Date of Award

Spring 1-1-2011

Document Type


Degree Name

Doctor of Philosophy (PhD)


Political Science

First Advisor

David S Brown

Second Advisor

Joseph Jupille

Third Advisor

Susan Clarke


Family migration accounts for the majority of migrant movement to the developed world. In response, European states change family migration policy provisions in an attempt to balance national interests with their human rights obligation to respect family life. This dissertation explains variation across European family migration polices and discovers politics is the primary policy determinant. The findings suggest public support for immigration control and radical anti-immigrant parties trumps humanitarian, economic, and demographic concerns when it comes to explaining variance in family migration policy. Indicators of political conservativism also describe variation in labor and family migrant policy, in family immigration and immigrant policies, and in the implementation of “integration from abroad” programs. The results have significant political implications on two fronts. First, immigration policies based on humanitarian principles are fragile to national political maneuvering, suggesting that international law has not obtained significant weight over national interests. Second, the importance of the radical right and anti-immigrant public opinion for family migration policy reveals the vulnerability of rights-based immigration policy to anti-democratic interests.
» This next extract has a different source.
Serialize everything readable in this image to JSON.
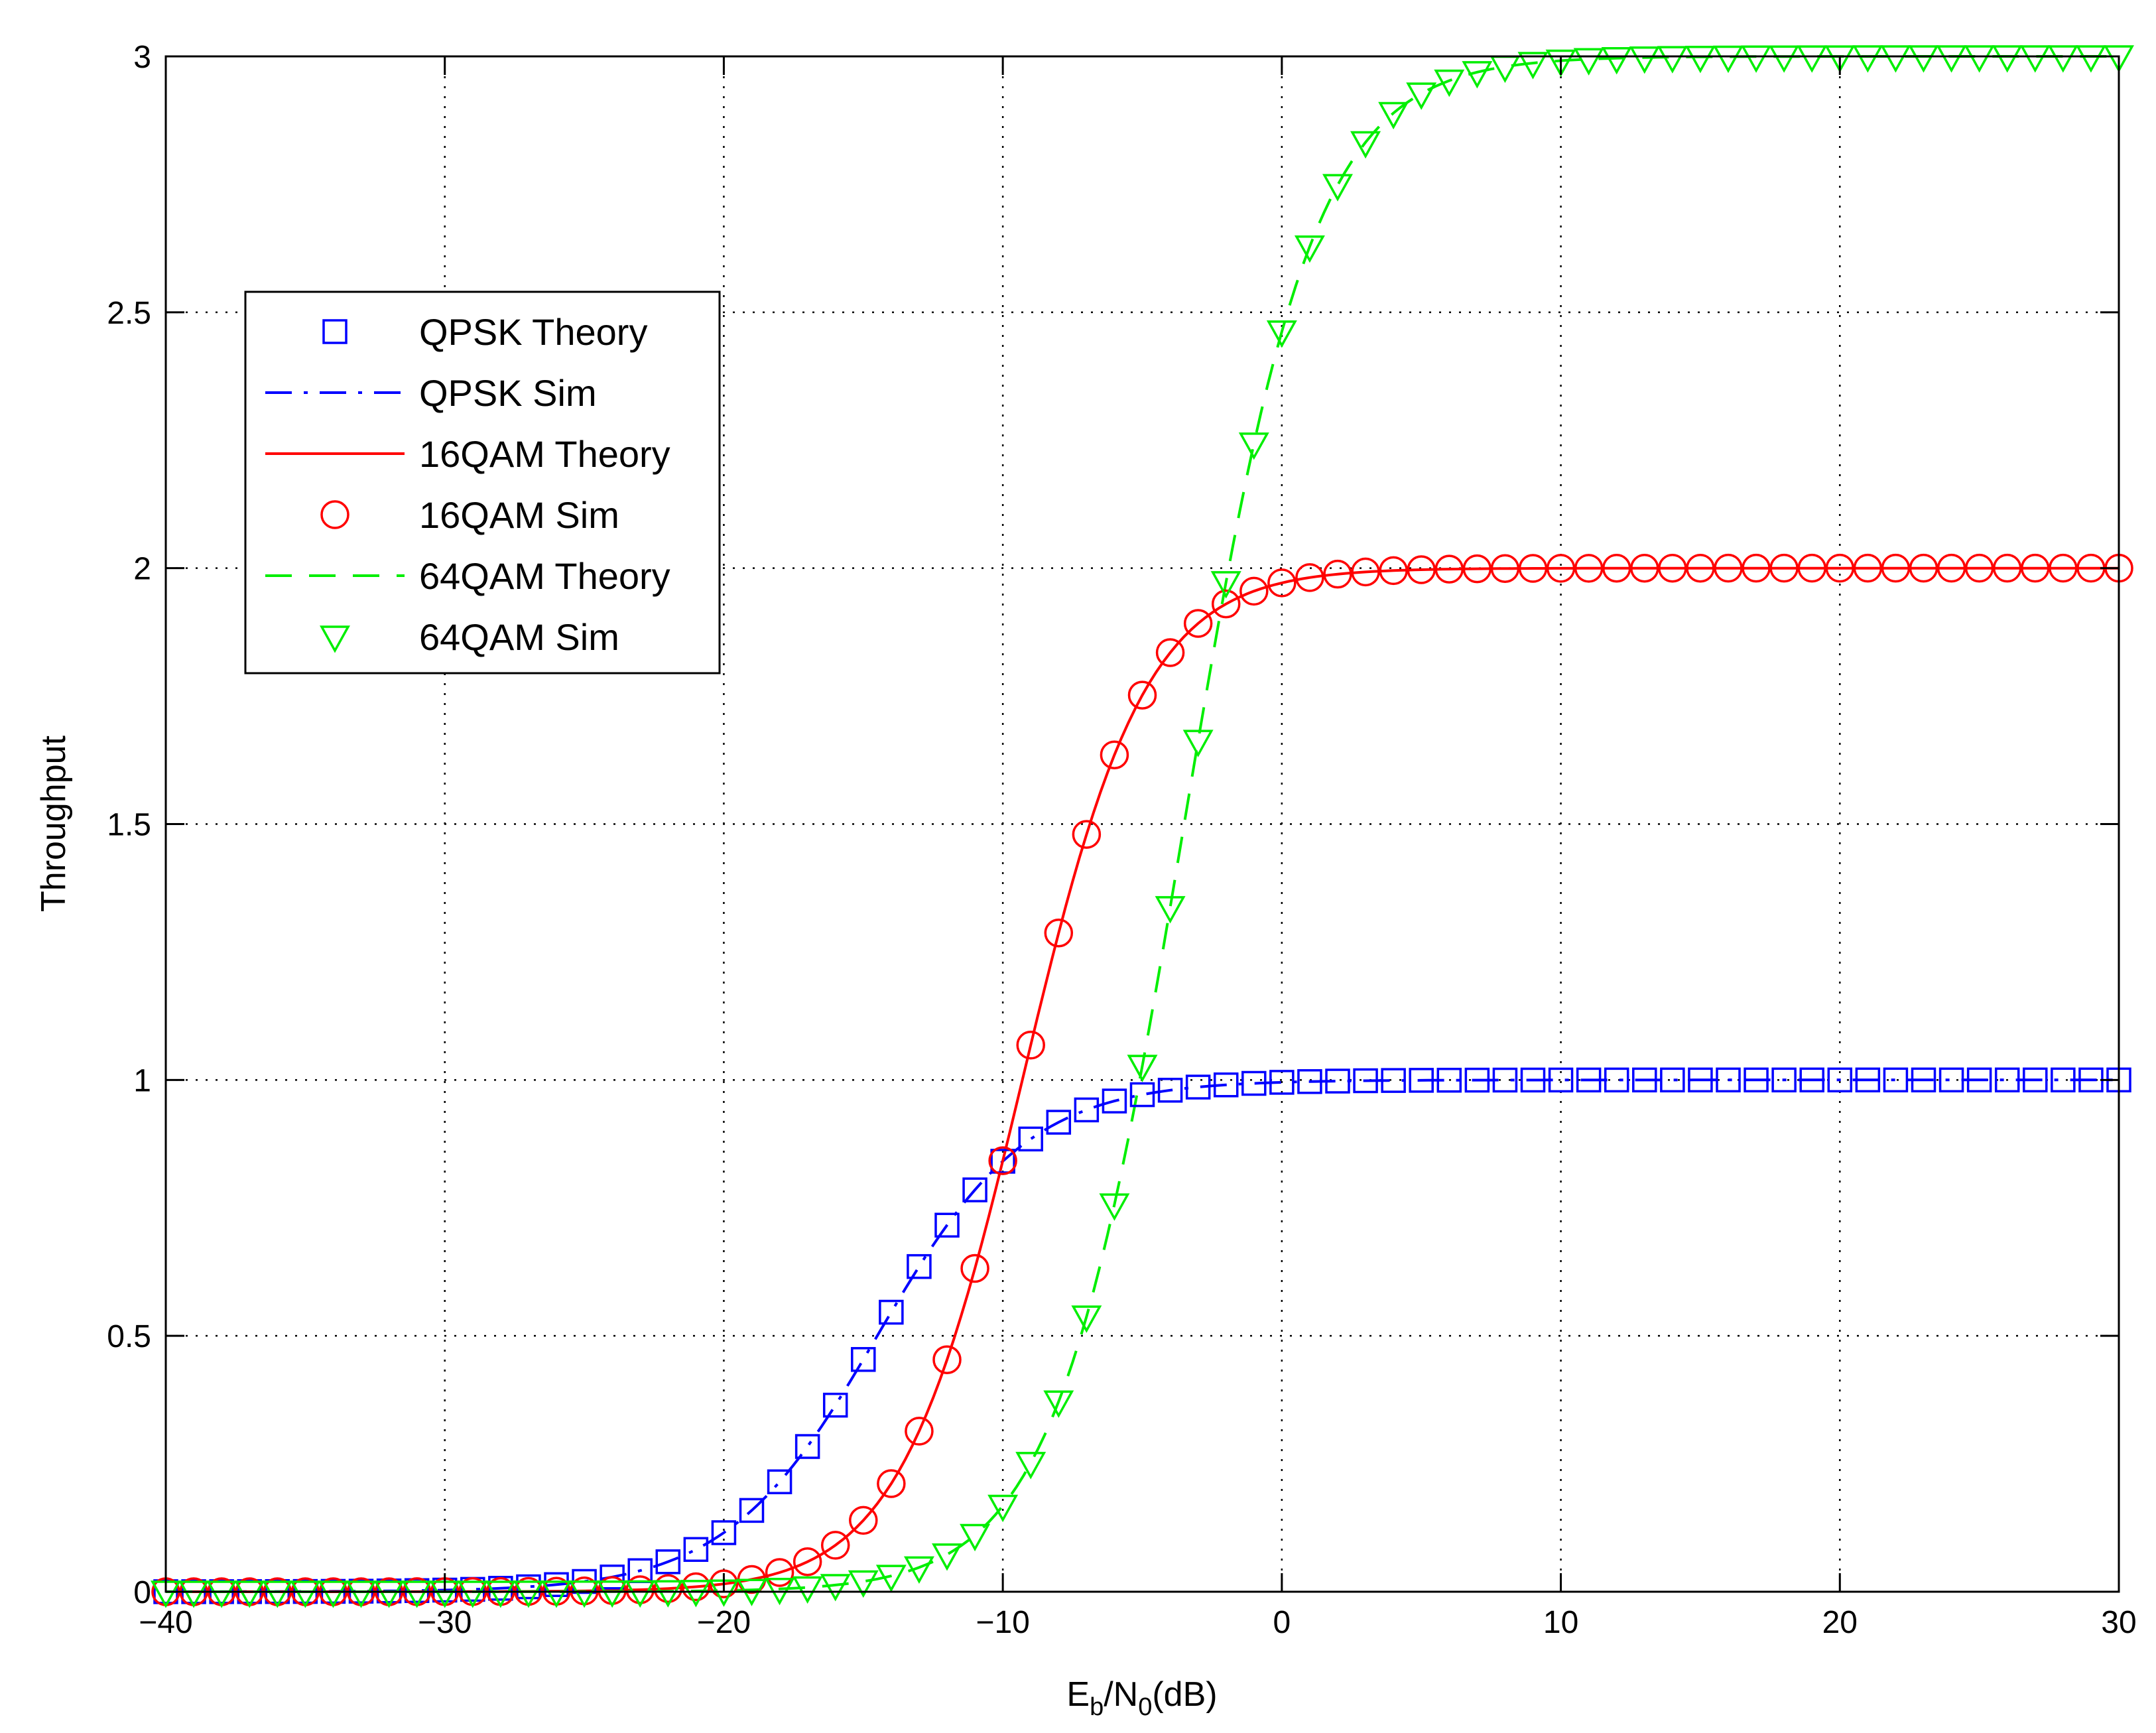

In addition to providing robust findings and practical implications for domestic and international politics, this dissertation contributes to the existing literature in an additional four ways: it examines family migration (which has not been widely distinguished as a unique subject of study); it groups existing theories of immigration policy into an evaluative framework of humanitarian, economic, political, and demographic policy motivators; it uses multivariate analysis to examine general trends across cases; and it uses recent data to examine policy provisions in quantitative models.